She told the briefest possible version of the story.

“How come nobody’s there taking care of you?”

She tried to think of a quick way to explain something she didn’t quite understand herself. “I need to prove I can do it alone. Although I haven’t done a bang-up job so far. The whole county seems to be taking care of me.”

“Seems only fitting,” Cissy said. “From what I hear, the woman who used to live in that cabin took care of everybody in the county.”

Kendra got to her feet. “And she’s the reason we’re here. Let’s go and see if there’s anybody we can talk to and find out more about the quilt.”

The views inside
were
lovely. The building was open and breezy, with stone slab floors that brought the outside indoors. Best of all, there was a hallway beyond the reception area that featured an in-depth display about the evictions. They took their time reading the history and looking at photographs. When she had completed the circuit, Kendra went to the reception desk and waited for the ranger to finish with a young couple looking for information about hiking trails.

Kendra introduced herself and pointed out Cissy and Caleb, who were still looking at the displays. “Do you have a little time to talk to us?”

The young man in a khaki ranger’s uniform maintained a pleasantly attentive expression, but she suspected he would rather be outside doing something physically challenging than answering tourists’ questions.

She favored him with her most winning smile. “I understand the park service found a couple of skeletons in a cave about a year ago.”

He was no longer as relaxed. “They weren’t hikers or climbers. Any place can be dangerous, but the park is no more dangerous than any wilderness area.”

She sympathized, sure he’d answered too many inquiries about park safety since the bodies were discovered. She launched into her story and reasons for being there. She told him what she knew about Leah, which didn’t take long. She ended with Helen’s trip to the Virginia Quilt Museum.

He seemed interested. “I don’t know a lot about quilts, but didn’t lots of people make the same patterns over and over?”

Cissy had wandered up to listen. “Even in those days, there were a lot of fabrics available. So if there was a wide selection to choose from, having the very same fabrics in the very same places on quilts made from the same pattern, well, that surely does mean something.”

“By any chance did you bring the quilt?”

“It’s in my car,” Kendra said.

“Why don’t you bring it in? I’ll see if I can find Hank Armstead. He’s our history buff. And he was one of the two men who found those skeletons.”

“I’ll get it,” Cissy told Kendra after the ranger had gone. “No call for you to be running off to the parking lot.”

Kendra gave Cissy her keys. Caleb joined Kendra, and she explained what was happening.

“Did you enjoy the exhibit?” she asked.

“Doesn’t say enough.”

She was pretty sure that wasn’t what most boys his age would think. “I notice they’ve got books for sale. Why don’t you pick out the ones that look most interesting for me. I’d appreciate your help.”

Something close to a smile crossed his face. She watched him head to the racks. Spending so many years with Isaac had taught her to look for small signs. She suspected enthusiasm.

The young ranger returned with another and left them together. Kendra introduced herself, and Hank Armstead shook her hand. Judging from the silver hair paired with a still youthful face, Hank was in his late fifties. He wore round glasses like a grown-up Harry Potter, and twice before the introduction was completed he pushed them up his nose.

“Jake told me about your quilt.”

“Here it comes.” Cissy was just coming through the doorway with a black plastic garbage bag. Caleb looked up from the bookracks, and Kendra motioned for him to return.

Hank seemed pleased. “Let’s go in the back, where we can spread it out a little.”

“May Cissy and Caleb come? They’re descendants of people who lived here before the park was created.”

“Is that so?”

Hank waited while Kendra introduced Cissy. Caleb had joined them by then, and Kendra introduced him, as well.

“Where did your family come from?” he asked. “Do you know?”

“I think I might recognize the name if I heard it,” Cissy said.

“Then we’ll put you to work with a map,” he said. “I’ve got a big one on the wall in my office.”

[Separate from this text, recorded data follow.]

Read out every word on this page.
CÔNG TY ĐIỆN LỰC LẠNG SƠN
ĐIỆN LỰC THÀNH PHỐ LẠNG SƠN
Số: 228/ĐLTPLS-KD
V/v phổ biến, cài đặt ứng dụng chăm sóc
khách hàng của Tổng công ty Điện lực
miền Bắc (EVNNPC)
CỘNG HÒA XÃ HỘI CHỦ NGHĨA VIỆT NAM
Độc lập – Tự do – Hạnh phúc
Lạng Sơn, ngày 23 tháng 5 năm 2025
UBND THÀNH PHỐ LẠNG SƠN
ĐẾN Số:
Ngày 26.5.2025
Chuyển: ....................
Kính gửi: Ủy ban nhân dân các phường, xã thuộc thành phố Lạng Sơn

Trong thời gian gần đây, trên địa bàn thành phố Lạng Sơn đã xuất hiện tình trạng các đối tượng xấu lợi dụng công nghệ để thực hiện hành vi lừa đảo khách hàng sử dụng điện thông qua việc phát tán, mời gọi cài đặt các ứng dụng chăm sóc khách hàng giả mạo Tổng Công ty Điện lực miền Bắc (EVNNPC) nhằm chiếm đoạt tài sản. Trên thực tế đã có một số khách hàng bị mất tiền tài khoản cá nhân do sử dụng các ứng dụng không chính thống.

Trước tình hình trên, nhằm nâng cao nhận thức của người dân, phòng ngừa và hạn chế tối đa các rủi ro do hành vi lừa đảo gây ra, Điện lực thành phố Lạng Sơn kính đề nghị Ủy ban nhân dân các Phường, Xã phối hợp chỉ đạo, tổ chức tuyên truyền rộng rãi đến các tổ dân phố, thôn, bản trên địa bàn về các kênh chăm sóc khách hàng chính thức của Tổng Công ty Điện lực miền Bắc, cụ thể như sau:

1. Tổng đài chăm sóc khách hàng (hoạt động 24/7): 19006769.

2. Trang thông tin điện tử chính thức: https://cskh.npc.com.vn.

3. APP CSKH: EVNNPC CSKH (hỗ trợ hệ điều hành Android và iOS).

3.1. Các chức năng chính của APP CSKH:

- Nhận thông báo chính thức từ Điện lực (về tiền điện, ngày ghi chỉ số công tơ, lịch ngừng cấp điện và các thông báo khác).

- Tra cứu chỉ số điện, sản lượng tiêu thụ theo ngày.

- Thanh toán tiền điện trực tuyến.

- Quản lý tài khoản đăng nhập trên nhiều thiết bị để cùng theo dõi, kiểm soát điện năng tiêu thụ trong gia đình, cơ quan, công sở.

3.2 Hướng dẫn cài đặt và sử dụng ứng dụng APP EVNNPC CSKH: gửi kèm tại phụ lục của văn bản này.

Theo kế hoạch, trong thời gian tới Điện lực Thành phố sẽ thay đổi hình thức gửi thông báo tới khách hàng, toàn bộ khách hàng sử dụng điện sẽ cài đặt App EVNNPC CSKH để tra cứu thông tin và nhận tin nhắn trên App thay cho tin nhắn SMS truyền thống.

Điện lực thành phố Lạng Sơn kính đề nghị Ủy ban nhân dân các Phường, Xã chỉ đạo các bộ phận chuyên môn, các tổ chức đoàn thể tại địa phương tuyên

They followed him to a small room that was normally off-limits to the public. He guided Cissy to the wall map, which filled a space the size of a large dining room table. While Cissy looked it over, he cleared a utilitarian fold-up table along one wall so that Kendra could open the quilt. Off went a stack of books, a three-tiered letter tray and a stapler that looked like it could secure a loose-leaf manuscript of the Bible.

“Okay, set it there,” he told her once the table was bare.

She removed the quilt from the bag, unfolding it until the whole top was revealed and draped over the four sides. She didn’t say anything. She just waited.

Hank bent over the quilt. “Jake didn’t say how you got this.”

She told him about Leah, about Isaac’s inheritance and the fact that no one could understand why Leah had worked so hard to make certain he got this quilt. “It’s not a beauty,” she said. “Not by artistic standards.”

“Hmm…” Hank was studying it carefully, inch by inch.

“Do you happen to have the photos of the quilt fragments you pieced together?” she asked.

He straightened. “You bet I do.” He left for the filing cabinet in the corner and returned with a folder. He pulled out four photos and spread them on top of the quilt. “What do you think?”

She thought it was possible the quilts had once looked alike, but it was nowhere near as certain as Helen had claimed.

“That’s all you have?”

“That and the fragments.”

“Do you have any here? I know some of what was left ended up at the Quilt Museum.”

“Not right here I don’t. But I can tell you this…” He pointed at one block of stained muslin paired with a red print sprinkled with tiny white and green windmills. “We have that.” His finger moved. “And we have that,” he said, pointing to a blue fabric with green and red roses. “And this one.” He pointed to a green fabric laced with spidery white and blue lines. “There are fabrics here we don’t have, but that doesn’t mean they weren’t on the quilt. Our quilt was in that cave a lot of years, and some of it just disappeared.”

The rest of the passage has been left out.